Para o futuro próximo, a empresa espera continuar sua trajetória de crescimento com base tanto em estratégias orgânicas quanto inorgânicas, com a expectativa de um retorno sobre capital investido (ROIC) de até 20%. Essa métrica indica a rentabilidade de uma empresa em relação ao capital investido nela.
Outra estimativa da companhia mostra que, em cinco anos, o valor de mercado da JBS poderá atingir entre US$ 75 bilhões a US$ 80 bilhões, em relação ao valor estimado atualmente, que é de US$ 31,5 bilhões.
As ações estão atualmente sendo negociadas a um múltiplo de 4,8 vezes EV/Ebitda, uma métrica financeira que avalia o valor de uma empresa em relação ao seu lucro operacional. Segundo a companhia, esse múltiplo pode alcançar até 8,4 vezes.

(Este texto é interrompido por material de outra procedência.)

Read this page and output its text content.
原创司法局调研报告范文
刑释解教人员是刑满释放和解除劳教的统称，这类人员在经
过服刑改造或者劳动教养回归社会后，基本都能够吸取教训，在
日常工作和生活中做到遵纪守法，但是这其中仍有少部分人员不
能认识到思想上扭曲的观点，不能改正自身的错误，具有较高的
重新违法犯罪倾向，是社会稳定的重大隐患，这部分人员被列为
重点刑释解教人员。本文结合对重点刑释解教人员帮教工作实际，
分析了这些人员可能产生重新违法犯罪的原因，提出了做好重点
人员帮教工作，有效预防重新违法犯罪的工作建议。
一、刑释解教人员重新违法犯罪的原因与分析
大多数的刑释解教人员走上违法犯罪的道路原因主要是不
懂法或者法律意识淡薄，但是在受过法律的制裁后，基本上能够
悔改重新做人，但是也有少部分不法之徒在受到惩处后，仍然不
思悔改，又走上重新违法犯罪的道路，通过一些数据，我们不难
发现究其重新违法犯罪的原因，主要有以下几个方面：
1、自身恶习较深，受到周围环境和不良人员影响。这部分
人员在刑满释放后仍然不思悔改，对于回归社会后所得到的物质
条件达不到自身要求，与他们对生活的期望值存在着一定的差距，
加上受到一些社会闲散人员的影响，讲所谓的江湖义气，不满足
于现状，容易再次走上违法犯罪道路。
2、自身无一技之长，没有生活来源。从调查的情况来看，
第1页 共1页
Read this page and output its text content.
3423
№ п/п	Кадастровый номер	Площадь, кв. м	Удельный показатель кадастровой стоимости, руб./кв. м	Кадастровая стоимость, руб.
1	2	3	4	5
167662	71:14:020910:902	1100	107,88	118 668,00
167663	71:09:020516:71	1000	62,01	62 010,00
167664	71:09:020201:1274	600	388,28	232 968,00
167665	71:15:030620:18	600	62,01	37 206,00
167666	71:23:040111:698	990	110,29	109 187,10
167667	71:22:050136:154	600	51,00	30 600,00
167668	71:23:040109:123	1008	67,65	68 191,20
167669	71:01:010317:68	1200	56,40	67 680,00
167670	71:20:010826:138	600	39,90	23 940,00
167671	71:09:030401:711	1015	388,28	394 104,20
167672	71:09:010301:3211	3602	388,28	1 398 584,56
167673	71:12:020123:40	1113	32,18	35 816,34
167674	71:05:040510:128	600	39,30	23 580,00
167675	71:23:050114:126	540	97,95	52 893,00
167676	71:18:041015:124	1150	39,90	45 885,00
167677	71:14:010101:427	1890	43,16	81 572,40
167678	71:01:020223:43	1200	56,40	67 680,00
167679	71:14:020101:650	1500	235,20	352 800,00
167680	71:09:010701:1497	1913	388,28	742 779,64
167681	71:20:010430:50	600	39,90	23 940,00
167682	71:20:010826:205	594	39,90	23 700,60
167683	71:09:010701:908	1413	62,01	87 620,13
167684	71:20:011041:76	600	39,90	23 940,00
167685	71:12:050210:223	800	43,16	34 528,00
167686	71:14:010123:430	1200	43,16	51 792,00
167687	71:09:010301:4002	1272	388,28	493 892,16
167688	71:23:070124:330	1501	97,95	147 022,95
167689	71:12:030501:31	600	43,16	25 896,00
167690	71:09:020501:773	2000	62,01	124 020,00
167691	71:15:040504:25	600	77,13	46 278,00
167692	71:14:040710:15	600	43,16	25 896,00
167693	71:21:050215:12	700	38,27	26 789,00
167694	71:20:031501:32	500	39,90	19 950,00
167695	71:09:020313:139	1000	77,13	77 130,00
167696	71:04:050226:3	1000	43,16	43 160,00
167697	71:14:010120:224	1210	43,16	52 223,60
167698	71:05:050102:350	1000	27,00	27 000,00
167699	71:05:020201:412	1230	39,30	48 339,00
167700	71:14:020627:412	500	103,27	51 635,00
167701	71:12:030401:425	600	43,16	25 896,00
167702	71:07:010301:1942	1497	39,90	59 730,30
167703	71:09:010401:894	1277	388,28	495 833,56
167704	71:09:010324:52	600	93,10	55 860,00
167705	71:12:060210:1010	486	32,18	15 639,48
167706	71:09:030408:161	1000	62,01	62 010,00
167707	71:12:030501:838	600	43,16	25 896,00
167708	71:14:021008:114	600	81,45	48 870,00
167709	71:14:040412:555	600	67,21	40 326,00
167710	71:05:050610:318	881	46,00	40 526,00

Esse aumento seria impulsionado pela reclassificação de ativos e estratégias de crescimento, como aquisições e expansão da operação.
Isso porque um dos grandes focos da empresa ao mudar o endereço das ações para NY foi reduzir o desconto de valuation em relação às gigantes do setor e conquistar maior visibilidade entre investidores internacionais.
Agora, a empresa dos irmãos Batista entrou no mesmo ringue que nomes de peso do mercado global. Entre eles estão a Tyson Foods, referência norte-americana em proteínas e alimentos processados, e a PPC (Pilgrim’s Pride Corporation) — que, apesar de competir diretamente, é controlada pela própria JBS.
Em outras palavras, a JBS é negociada com desconto em relação aos seus pares internacionais. Com a mudança, a expectativa é que as ações se valorizem, em um movimento chamado tecnicamente de re-rating ou reprecificação.
Na visão dos analistas do BTG Pactual, é hora de comprar os papéis, que agora se apoiam na tese de reprecificação, como explicado acima. Essa reavaliação de mercado é vista como um processo de médio prazo, mas com grande potencial de valorização no setor de proteínas.
“Para os investidores, isso significa uma oportunidade única de investir na maior e mais diversificada empresa de alimentos do mundo, com uma trajetória de crescimento sólido e estratégias claras de expansão para os próximos anos”, dizem os analistas em relatório.
Na visão deles, a JBS, construída com base em uma estratégia de fusões e aquisições agressiva, sempre combinando dívida e capital próprio, agora caminha para um novo patamar.
Com a entrada nos Estados Unidos, a JBS não só planeja aumentar seu número de aquisições, mas também expandir suas operações a uma escala global ainda maior.
A introdução de diferentes classes de ações e uma estrutura de capital mais flexível proporcionarão à empresa recursos sem precedentes para atingir esses objetivos.
“Se o futuro de JBS nas bolsas de valores for tão promissor quanto seu passado, o mercado pode esperar grandes conquistas da gigante do setor alimentício nos próximos anos”, afirma o relatório.